En 1908 Jules Renard, miembro de la Academia Goncourt y autor de Pelo de zanahoria, fue invitado a una distinguida reunión literaria en París. En ella, se percató de que un joven estaba a solas, sentado aparte durante toda la velada. Preguntó a los asistentes, discreto, quién era aquella alma abandonada; la respuesta fue: “¡Ah, un escritor muy conocido el año pasado!”… Uno alberga la certidumbre de que las cosas no han cambiado en el mundo literario, al que cada mes, al que cada semana, afluyen, según muestran las revistas y los suplementos, nuevos y grandes autores que han construido su obra sobre la genialidad y la originalidad.

La lista no tiene término. Fotografías de poses y miradas rebuscadas, imágenes que van y vienen, mundos únicos. La industria editorial, apremiada por la subsistencia, nunca ha dejado de proponer espejismos de toda naturaleza. Al ser humano siempre se le ha dado bien el humo. En nuestros días, esta fabricación de ilusiones ha alcanzado una intensidad de sonrojo. Lo peor es que, los valiosos de verdad, queden sepultados en esta avalancha.

Cuando se piensa que Robert Musil apenas fue conocido en vida, y que tampoco lo fueron Vasili Grossman y Lucia Berlin, por poner unos casos de autores descubiertos no hace tanto, uno advierte la confusión que gobierna los estantes de las librerías y la situación a la que el lector se ve abocado: su destino es, a la par de leer, desbrozar un terreno fragoso. Hay escritores, intelectuales, poetas de fuste que, llevados por esta vorágine, se han disuelto en la memoria.

Desde la muerte de Agustín García Calvo nadie habla de él, ni siquiera los que le deben tanto. ¿Ocurrirá lo propio con Sánchez Ferlosio?

Los ejemplos son muchos. Es verdad que alcanzó un discreto reconocimiento, pero José Jiménez Lozano fue uno de esos autores que debió ser recompensado con un mayor tributo. Es el caso, también, de Agustina Bessa-Luís, conocida en Portugal, pero ausente fuera de su país. Qué tardía la lectura entre nosotros de un pensador como George Santayana. Qué tarde nos ha llegado Rachel Bespaloff. Vienen de largos silencios. Casi no tenemos recuerdo de intelectuales como Nicola Chiaromonte.
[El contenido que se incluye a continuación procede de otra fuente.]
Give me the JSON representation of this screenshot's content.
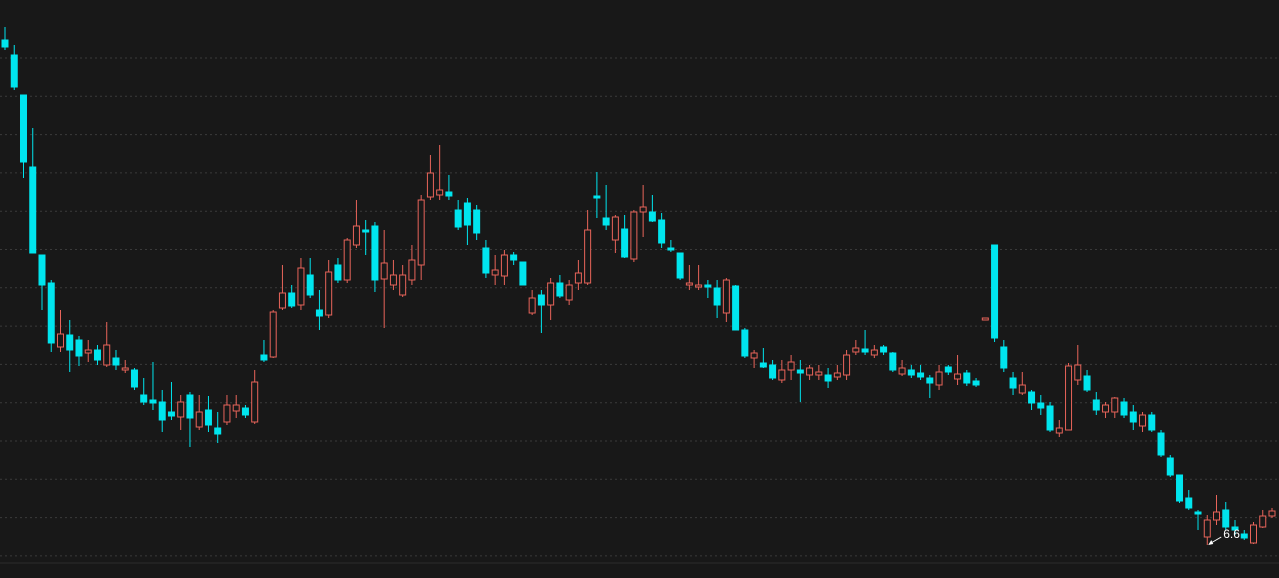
{
  "chart_data": {
    "type": "candlestick",
    "up_color": "#e8645a",
    "down_color": "#00e5ee",
    "ylim": [
      3.3,
      61.1
    ],
    "open": [
      57.1,
      55.6,
      51.6,
      44.4,
      35.6,
      32.8,
      26.4,
      27.6,
      27.1,
      25.8,
      26.1,
      24.6,
      25.3,
      24.1,
      24.1,
      21.6,
      21.1,
      20.9,
      19.9,
      19.4,
      21.6,
      18.4,
      20.1,
      18.3,
      18.9,
      20.0,
      20.3,
      18.9,
      25.6,
      25.4,
      30.3,
      31.8,
      30.6,
      33.6,
      30.1,
      29.6,
      34.6,
      33.1,
      36.6,
      38.1,
      38.5,
      33.2,
      32.6,
      31.6,
      33.1,
      34.6,
      41.4,
      41.6,
      41.9,
      40.1,
      40.8,
      40.1,
      36.3,
      33.6,
      33.5,
      35.6,
      34.9,
      29.8,
      31.6,
      30.6,
      32.8,
      31.1,
      32.8,
      32.8,
      41.5,
      39.3,
      37.1,
      38.2,
      35.2,
      39.9,
      39.9,
      39.1,
      36.3,
      35.8,
      32.6,
      32.4,
      32.6,
      32.3,
      29.8,
      32.5,
      28.1,
      25.3,
      24.8,
      24.6,
      23.1,
      24.1,
      24.1,
      23.6,
      23.6,
      23.6,
      23.4,
      23.6,
      25.9,
      26.2,
      25.6,
      26.4,
      25.8,
      23.7,
      24.1,
      23.8,
      23.3,
      22.6,
      24.4,
      23.2,
      23.8,
      23.0,
      29.1,
      36.6,
      26.4,
      23.3,
      21.8,
      21.9,
      20.8,
      20.5,
      17.8,
      18.1,
      23.1,
      23.5,
      21.1,
      19.9,
      19.9,
      20.9,
      19.9,
      18.5,
      19.6,
      17.8,
      15.3,
      13.6,
      11.3,
      9.9,
      7.4,
      9.1,
      10.1,
      8.4,
      7.7,
      6.8,
      8.4,
      9.5
    ],
    "high": [
      58.4,
      56.6,
      51.6,
      48.3,
      35.6,
      33.1,
      30.1,
      29.1,
      27.5,
      27.1,
      26.6,
      28.9,
      26.1,
      25.1,
      24.3,
      23.3,
      24.9,
      22.1,
      22.9,
      21.6,
      21.9,
      21.6,
      21.5,
      19.9,
      21.6,
      21.6,
      20.6,
      24.1,
      27.1,
      30.1,
      34.6,
      32.6,
      35.3,
      35.3,
      32.1,
      35.1,
      35.3,
      37.3,
      41.1,
      39.1,
      38.9,
      38.1,
      35.1,
      34.6,
      36.6,
      41.6,
      45.6,
      46.6,
      43.6,
      41.1,
      41.3,
      40.6,
      37.1,
      35.6,
      36.1,
      35.9,
      34.9,
      32.1,
      32.1,
      33.3,
      33.6,
      33.1,
      35.1,
      40.1,
      43.9,
      42.6,
      39.6,
      39.6,
      40.1,
      42.6,
      41.6,
      39.8,
      37.1,
      35.8,
      34.6,
      34.6,
      33.1,
      33.1,
      33.3,
      32.6,
      28.3,
      26.1,
      26.3,
      25.1,
      25.1,
      25.6,
      25.1,
      24.6,
      24.6,
      24.3,
      24.6,
      26.1,
      27.1,
      28.1,
      26.6,
      26.6,
      25.9,
      25.1,
      24.6,
      24.6,
      23.6,
      24.6,
      24.6,
      25.6,
      24.1,
      23.3,
      29.3,
      36.6,
      27.1,
      23.9,
      23.9,
      22.1,
      21.6,
      20.9,
      19.1,
      24.8,
      26.6,
      24.1,
      21.9,
      20.9,
      21.4,
      21.3,
      20.6,
      19.9,
      19.9,
      18.1,
      15.6,
      13.6,
      12.1,
      10.1,
      9.6,
      11.6,
      10.9,
      9.1,
      8.1,
      8.9,
      10.1,
      10.3
    ],
    "low": [
      56.1,
      52.1,
      43.3,
      35.8,
      30.1,
      25.9,
      25.9,
      23.9,
      24.5,
      24.9,
      24.6,
      24.4,
      24.1,
      23.8,
      22.1,
      20.6,
      20.1,
      17.9,
      19.1,
      18.1,
      16.4,
      18.1,
      17.9,
      16.8,
      18.6,
      19.3,
      19.3,
      18.7,
      24.9,
      25.3,
      30.1,
      30.3,
      30.1,
      31.3,
      28.1,
      29.3,
      32.8,
      32.8,
      36.3,
      35.6,
      31.9,
      28.3,
      32.1,
      31.4,
      32.6,
      33.1,
      41.1,
      41.1,
      41.1,
      38.1,
      36.6,
      37.1,
      33.3,
      32.6,
      32.6,
      34.6,
      32.6,
      29.6,
      27.8,
      29.1,
      31.3,
      30.6,
      32.1,
      32.6,
      39.3,
      38.1,
      35.8,
      35.3,
      34.9,
      37.4,
      38.9,
      36.3,
      35.9,
      33.1,
      32.1,
      32.1,
      31.3,
      29.3,
      28.9,
      28.1,
      25.3,
      24.3,
      24.3,
      23.1,
      22.8,
      23.1,
      20.9,
      23.1,
      23.1,
      22.3,
      23.1,
      23.1,
      25.6,
      25.6,
      25.3,
      25.6,
      23.9,
      23.5,
      23.3,
      23.1,
      21.3,
      22.1,
      23.6,
      22.6,
      22.5,
      22.4,
      29.1,
      26.9,
      23.9,
      21.6,
      21.6,
      20.1,
      19.6,
      17.9,
      17.4,
      18.1,
      22.6,
      21.9,
      19.6,
      19.3,
      19.3,
      19.3,
      18.1,
      17.9,
      17.9,
      15.4,
      13.4,
      10.8,
      10.1,
      8.1,
      6.6,
      8.6,
      8.1,
      7.6,
      7.1,
      6.7,
      8.3,
      9.3
    ],
    "close": [
      56.4,
      52.4,
      44.9,
      35.8,
      32.6,
      26.8,
      27.7,
      26.1,
      25.5,
      26.1,
      25.1,
      26.6,
      24.6,
      24.3,
      22.4,
      20.9,
      20.8,
      19.1,
      19.5,
      20.9,
      19.3,
      19.9,
      18.6,
      17.7,
      20.6,
      20.6,
      19.6,
      22.9,
      25.1,
      29.9,
      31.8,
      30.5,
      34.3,
      31.6,
      29.5,
      33.9,
      33.1,
      37.1,
      38.5,
      37.9,
      33.1,
      34.8,
      33.6,
      33.6,
      35.1,
      41.1,
      43.8,
      42.1,
      41.5,
      38.4,
      38.6,
      37.8,
      33.8,
      34.1,
      35.6,
      35.1,
      32.6,
      31.3,
      30.6,
      32.8,
      31.5,
      32.6,
      33.8,
      38.1,
      41.3,
      38.6,
      39.4,
      35.4,
      39.9,
      40.4,
      39.0,
      36.8,
      36.1,
      33.3,
      32.8,
      32.6,
      32.4,
      30.6,
      33.1,
      28.1,
      25.5,
      25.8,
      24.4,
      23.3,
      24.1,
      24.9,
      23.8,
      24.3,
      23.9,
      23.0,
      23.8,
      25.6,
      26.3,
      25.9,
      26.1,
      25.9,
      24.1,
      24.3,
      23.6,
      23.4,
      22.8,
      23.9,
      23.9,
      23.7,
      22.8,
      22.6,
      29.3,
      27.3,
      24.3,
      22.3,
      22.6,
      20.8,
      20.3,
      18.1,
      18.3,
      24.5,
      24.6,
      22.1,
      20.1,
      20.6,
      21.3,
      19.6,
      18.9,
      19.6,
      18.1,
      15.6,
      13.6,
      11.0,
      10.3,
      9.7,
      9.1,
      9.9,
      8.4,
      8.1,
      7.3,
      8.6,
      9.5,
      10.0
    ],
    "annotations": [
      {
        "text": "6.6",
        "value": 6.6
      }
    ]
  }
}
En qué lugar ha quedado la nietzscheana Sarah Kofman. Hace unos meses murió Christian Bobin, autor de Las ruinas del cielo, apenas difundido aquí. Vivió apartado, cerca de un bosque. En el pasado, Nikos Kazantzakis fue un ignorado hasta que Zorba, el griego se convirtió en una película de Michael Cacoyannis. Su Última tentación de Cristo acabó en el “Índice de libros prohibidos” de la Iglesia Católica, y la Iglesia Ortodoxa impidió que se le inhumara en un cementerio.

Nombres de épocas distintas, de estilos y caminos diversos que han sido arrumbados. ¿Quién lee a Danilo Kiš? ¿Quién a Muriel Spark? ¿Quién conoce la lucidez demoledora del Breviario del caos, de Albert Caraco? Pocos. Anna Maria Ortese vivió aislada, como Stig Dagerman. Sándor Márai vagaba solitario por las calles de San Diego, olvidado. ¿Qué ha sido de Birgitta Trotzig? Un librero me dice que desde hace años no le piden un título de Bohumil Hrabal ni de Ingeborg Bachmann.

Otros, pese a escribir una literatura de primer orden, se mueven en un claroscuro, conocidos a medias, o, en cualquier caso, menos de lo que sería deseable, tal es la situación de Pascal Quignard, Premio Goncourt por Las sombras errantes, irrepetible en muchos sentidos, único, al que se acaba de otorgar el Premio Formentor tras décadas de un silencio que sólo un escritor de carácter es capaz de asimilar. Un amigo, profesor universitario, me cuenta que hace tres promociones que ya no se estudia a Claudio Rodríguez, o apenas. Desde la muerte de Agustín García Calvo en 2012 ya nadie habla de él, ni siquiera los que le deben tantas cosas. ¿Ocurrirá lo propio con Rafael Sánchez Ferlosio? Es muy probable.